14. Hukuk Dairesi 2012/299 E. , 2012/1692 K.
"İçtihat Metni"MAHKEMESİ :SULH HUKUK MAHKEMESİ
Davacı vekili tarafından, davalı aleyhine 18.02.2009 gününde verilen dilekçe ile itirazın iptali istenmesi üzerine yapılan duruşma sonunda; davanın kabulüne dair verilen 10.06.2011 günlü hükmün Yargıtayca incelenmesi davalı vekili tarafından istenilmekle süresinde olduğu anlaşılan temyiz dilekçesinin kabulüne karar verildikten sonra dosya ve içerisindeki bütün kağıtlar incelenerek gereği düşünüldü:
K A R A R
Davacı, davalı ile konveyör band satışı ve yerinde montajı için sözlü sözleşme yaptıklarını, işin bedeli olarak 11.10.2006 tarihli 5.133,00 TL ve 13.10.2006 tarihli 1.062,00 TL’lik iki ayrı fatura düzenlendiğini, davalının 6.000,00 TL bedelli çek keşide etmiş ise de ödeme yasağı kararı aldığını, dolayısıyla bedelin ödenmediğini, davalı aleyhine icra takibi yapıldı ise de takibe itiraz edildiğini, itirazın iptali ve %40’dan az olmamak üzere icra inkar tazminatının davalıdan tahsiline karar verilmesini istemiştir.

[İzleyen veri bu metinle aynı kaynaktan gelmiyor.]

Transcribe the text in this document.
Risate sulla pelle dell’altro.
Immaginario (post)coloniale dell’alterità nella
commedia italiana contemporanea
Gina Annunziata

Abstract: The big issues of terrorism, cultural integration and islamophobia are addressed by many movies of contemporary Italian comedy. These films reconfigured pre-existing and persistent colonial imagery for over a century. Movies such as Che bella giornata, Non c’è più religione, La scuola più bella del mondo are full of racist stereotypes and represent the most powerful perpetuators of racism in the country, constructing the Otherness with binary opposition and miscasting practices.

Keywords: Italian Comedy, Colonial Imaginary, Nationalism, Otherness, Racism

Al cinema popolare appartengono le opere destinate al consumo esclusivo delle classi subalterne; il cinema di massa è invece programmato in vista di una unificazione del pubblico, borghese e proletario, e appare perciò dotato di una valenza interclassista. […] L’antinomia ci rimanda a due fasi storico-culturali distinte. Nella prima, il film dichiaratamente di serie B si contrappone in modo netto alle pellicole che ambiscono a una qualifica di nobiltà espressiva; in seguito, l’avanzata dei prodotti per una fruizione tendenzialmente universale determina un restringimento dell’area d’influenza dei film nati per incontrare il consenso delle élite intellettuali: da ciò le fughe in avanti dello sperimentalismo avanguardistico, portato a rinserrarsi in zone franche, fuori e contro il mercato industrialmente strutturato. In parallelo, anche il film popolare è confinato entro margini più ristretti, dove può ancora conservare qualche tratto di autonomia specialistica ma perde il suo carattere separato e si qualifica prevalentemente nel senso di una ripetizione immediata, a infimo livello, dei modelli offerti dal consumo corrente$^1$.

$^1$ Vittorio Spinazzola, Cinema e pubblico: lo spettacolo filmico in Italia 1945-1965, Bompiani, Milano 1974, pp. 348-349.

Davalı, akti ilişkinin varlığını inkar etmiş, davacının bedelinin tahsilini istediği konveyör band satış ve montajı işini dava dışı ... Yapı Ltd. Şti.’ne yaptığını, açılan davanın reddini savunmuştur.
Mahkemece, dava kabul edilmiştir.
Hükmü, davalı temyiz etmiştir.
Belirtildiği üzere, taraflar arasında yazılı bir eser sözleşmesi ilişkisi yoktur. Davalı da bu ilişkinin varlığını inkar etmiş, eserin dava dışı bir şirket adına yapıldığını savunmuştur. Ne var ki, ödeme yasağı kararı bulunsa da davalı tarafından davacıya keşide edilen 6.000,00 TL bedelli çek vardır. Ayrıca, taraflar ticari defter kayıtlarına dayanmaktadır. Yine vurgulandığı üzere davacı, 11.10.2006 tarihli 5.133,00 TL ve 13.10.2006 tarihli 1.062,00 TL’lik iki ayrı faturanın davalıya gönderildiğini, bunun ticari defter ve kayıtlarına işlendiğini ileri sürmüştür.
Mahkemece, HUMK’nun 326.maddesinden yararlanılarak davalıdan ticari defter ve kayıtların ibrazı istenmiş, ancak tutanakta yazılanlara göre ticari defter ve kayıtlar vergi dairesi ve bir başka mahkemedeki dava sebebiyle ibraz edilememiştir. Bilirkişi raporuna göre de, davacının ticari defterleri yöntemine uygun tutulmamıştır. Dolayısıyla, yöntemine uygun tutulmamış olan ticari defterlerdeki kayıtlar sahibi lehine kati delil teşkil etmez. Mahkemenin bu vurgulamanın aksine davacı ticari defterlerinin lehine delil teşkil ettiği düşünülerek davayı yazılı olduğu şekilde kabulü doğru olmamıştır.
Yapılması gereken iş, Türk Ticaret Kanununun 84.maddesi gereğince kanuna uygun olarak veya olmayarak tutulmuş olan ticari defterler münderecatı sahibi aleyhine delil teşkil edeceğinden, davalının ticari defter ve kayıtları üzerinden inceleme yapmak üzere bilirkişiye yetki vermek, bunları inceletmek, davalı ticari defter ve kayıtlarına yukarıda zikredilen 2 fatura işlenmişse defter durumu sahibi aleyhine delil olacağından davayı şimdiki gibi kabul etmek, aksi takdirde gerek görülürse davacıya karşı tarafa yemin delil teklif hakkı hatırlatmak ve davayı bunun sonucuna göre bir karara bağlamak olmalıdır.
Tüm bu yönler bir yana bırakılarak, davacının tuttuğu ve mahkeme ibraz ettiği defterler kanuna uygun tutulmuş ve akti ilişki bu defterlerle kanıtlanmış gibi davanın yazılı olduğu şekilde hükme bağlanması doğru olmadığından, karar bozulmalıdır.
SONUÇ: Temyiz olunan kararın yukarıda açıklanan nedenlerle BOZULMASINA, peşin yatırılan harcın istek halinde yatırana iadesine, 08.02.2012 tarihinde oybirliğiyle karar verildi.